Op donderdag arriveren we om 6u ‘s ochtends in Lençóis. We hebben echt geen idee wat het plan nu is. Marcelo, onze Couchsurfing host in Salvador, heeft ons aangeraden om hierheen te gaan voor de mooie natuur. We worden van alle kanten aan onze mouw getrokken voor hostels en tours, wat best wel irritant is als je net uit je coma bent ontwaakt. Nou ja, Riny dan vooral want ik heb eigenlijk geen oog dicht gedaan in de bus. Ik was natuurlijk bang dat we de halte zouden missen, en daarbij stond de airco in de bus op standje vrieskist.

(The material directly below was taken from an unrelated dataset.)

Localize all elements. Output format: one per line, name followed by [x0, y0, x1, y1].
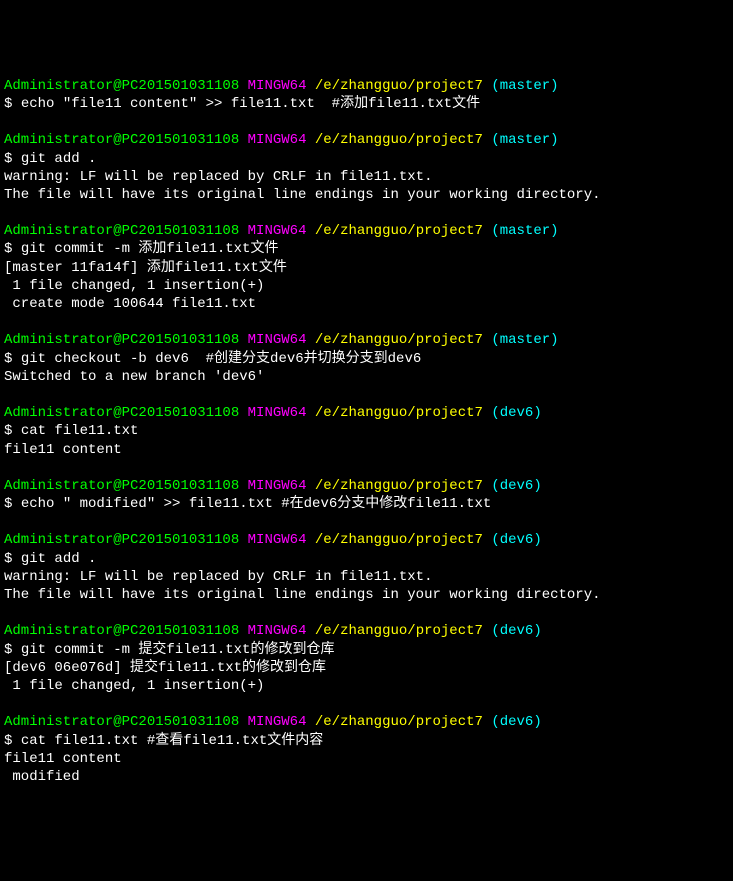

We ontmoeten een Italiaanse backpacker, Alessio, en gaan samen met hem op zoek naar een hostel. Hij spreekt een aardig woordje Spaans, wat iedereen hier blijkbaar verstaat. Helaas zijn we twee uur te vroeg in het dorpje, want alles is nog gesloten. Om 8u ontbijten we in een tentje met WiFi, om ondertussen een goedkoop hostel te kunnen zoeken. Het WiFi-bereik is hier echter niet zoals thuis, en alleen achter in de zaak, op de trap naar beneden is er bereik, daar staan we dan ook met zijn drieën.

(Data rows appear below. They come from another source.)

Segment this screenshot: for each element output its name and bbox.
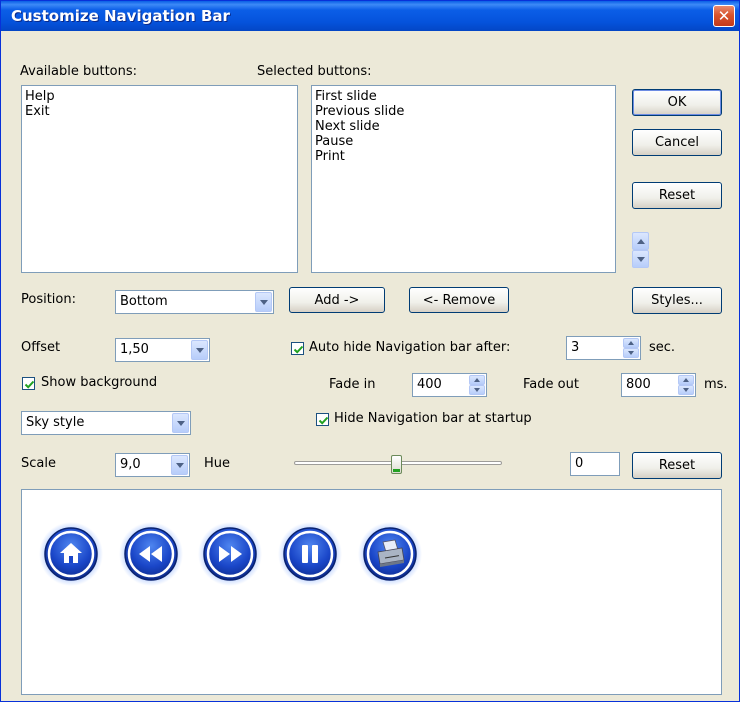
spin-down-icon[interactable] <box>469 385 485 395</box>
show-background-checkbox[interactable] <box>22 377 35 390</box>
selected-buttons-label: Selected buttons: <box>257 64 372 79</box>
offset-value: 1,50 <box>120 342 149 357</box>
ok-button[interactable]: OK <box>632 89 722 116</box>
hue-value: 0 <box>575 456 584 471</box>
list-item[interactable]: Pause <box>315 134 612 149</box>
scale-value: 9,0 <box>120 457 141 472</box>
scale-select[interactable]: 9,0 <box>115 453 190 477</box>
spin-up-icon[interactable] <box>469 375 485 385</box>
fade-out-label: Fade out <box>523 377 579 392</box>
autohide-checkbox[interactable] <box>291 342 304 355</box>
hide-at-startup-checkbox[interactable] <box>316 413 329 426</box>
window-title: Customize Navigation Bar <box>11 7 230 25</box>
fade-in-value: 400 <box>417 377 442 392</box>
selected-buttons-list[interactable]: First slide Previous slide Next slide Pa… <box>311 85 616 273</box>
hue-value-field[interactable]: 0 <box>570 452 620 476</box>
spin-up-icon[interactable] <box>678 375 694 385</box>
previous-slide-button[interactable] <box>119 522 183 586</box>
reset-button[interactable]: Reset <box>632 182 722 209</box>
pause-button[interactable] <box>278 522 342 586</box>
fade-out-value: 800 <box>626 377 651 392</box>
show-background-label[interactable]: Show background <box>41 375 157 390</box>
styles-button[interactable]: Styles... <box>632 287 722 314</box>
next-slide-button[interactable] <box>198 522 262 586</box>
position-select[interactable]: Bottom <box>115 290 274 314</box>
remove-button[interactable]: <- Remove <box>409 287 509 313</box>
chevron-down-icon[interactable] <box>255 292 272 312</box>
checkmark-icon <box>318 416 329 425</box>
available-buttons-label: Available buttons: <box>20 64 138 79</box>
fade-out-spinner[interactable]: 800 <box>621 373 696 397</box>
scale-label: Scale <box>21 456 56 471</box>
fade-in-label: Fade in <box>329 377 376 392</box>
list-item[interactable]: Print <box>315 149 612 164</box>
chevron-down-icon[interactable] <box>172 413 189 433</box>
navigation-bar-preview <box>21 489 722 695</box>
position-label: Position: <box>21 292 76 307</box>
list-item[interactable]: Exit <box>25 104 294 119</box>
fade-in-spinner[interactable]: 400 <box>412 373 487 397</box>
offset-label: Offset <box>21 340 61 355</box>
hide-at-startup-label[interactable]: Hide Navigation bar at startup <box>334 411 532 426</box>
home-button[interactable] <box>39 522 103 586</box>
checkmark-icon <box>24 380 35 389</box>
arrow-down-icon <box>636 256 645 262</box>
list-item[interactable]: Help <box>25 89 294 104</box>
style-select[interactable]: Sky style <box>21 411 191 435</box>
available-buttons-list[interactable]: Help Exit <box>21 85 298 273</box>
add-button[interactable]: Add -> <box>289 287 385 313</box>
fade-unit: ms. <box>704 377 728 392</box>
position-value: Bottom <box>120 294 168 309</box>
chevron-down-icon[interactable] <box>171 455 188 475</box>
reset-hue-button[interactable]: Reset <box>632 452 722 479</box>
style-value: Sky style <box>26 415 85 430</box>
title-bar[interactable]: Customize Navigation Bar ✕ <box>1 1 739 31</box>
checkmark-icon <box>293 345 304 354</box>
arrow-up-icon <box>636 238 645 244</box>
hue-label: Hue <box>204 456 231 471</box>
close-icon: ✕ <box>717 7 731 25</box>
chevron-down-icon[interactable] <box>191 340 208 360</box>
dialog-window: Customize Navigation Bar ✕ Available but… <box>0 0 740 702</box>
list-item[interactable]: Previous slide <box>315 104 612 119</box>
autohide-unit: sec. <box>649 340 676 355</box>
move-up-button[interactable] <box>632 232 649 250</box>
move-down-button[interactable] <box>632 250 649 268</box>
offset-select[interactable]: 1,50 <box>115 338 210 362</box>
hue-slider-thumb[interactable] <box>391 455 402 474</box>
list-item[interactable]: First slide <box>315 89 612 104</box>
print-button[interactable] <box>358 522 422 586</box>
spin-up-icon[interactable] <box>623 338 639 348</box>
autohide-label[interactable]: Auto hide Navigation bar after: <box>309 340 510 355</box>
list-item[interactable]: Next slide <box>315 119 612 134</box>
cancel-button[interactable]: Cancel <box>632 129 722 156</box>
spin-down-icon[interactable] <box>678 385 694 395</box>
close-button[interactable]: ✕ <box>713 5 735 27</box>
autohide-seconds-value: 3 <box>571 340 580 355</box>
autohide-seconds-spinner[interactable]: 3 <box>566 336 641 360</box>
spin-down-icon[interactable] <box>623 348 639 358</box>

Gelukkig werkt er een super aardig vrouwtje die het niet erg vind als we daar gaan staan, en die meteen al haar jeugdfoto’s met ons deelt en ons toevoegt op Facebook. Ze maakt heerlijke fruitontbijtjes, waaronder ook de beroemde acai-bowl, die we in Brazilië nog vaak zullen tegenkomen. Bij ons betaal je hiervoor een vermogen terwijl het hier dagelijkse kost is.
We vinden alleen dure hostels, dus besluiten met onze loodzware tassen het dorpje vol met heuvels door te slenteren. Na een uur of twee heb ik het behoorlijk gehad. Ik heb het gevoel dat we het dorpje al drie keer rond zijn en die tas wordt er niet lichter op. Dat in combinatie met heel veel slaapgebrek resulteert in een behoorlijk slecht humeur. Gelukkig vinden we uiteindelijk een fijn hostel met ontbijt en warme douches! Dat laatste is hier geen vanzelfsprekendheid. Als de douchekop drie standen heeft en is ingeplugd in een stopcontact heb je een kansje dat je warm water hebt, maar ook dat je geëlektrocuteerd word (althans dat denk ik)… Niet te hard spetteren dus. In dit hostel wisselde het water steeds van ijskoud naar loei heet, waardoor ik meer tijd kwijt ben met het draaien aan de douchekop (voor de temperatuur dus), dan met mezelf wassen. Het matras op de bedden is zo goed als versleten, dus eigenlijk liggen we gewoon op een houten plank. En we zullen moeten slapen onder een wollen deken, omdat je onder het laken lek gestoken wordt door de muggen. Maar hé, we hebben een goedkope slaapplaats, dus we mogen niet klagen.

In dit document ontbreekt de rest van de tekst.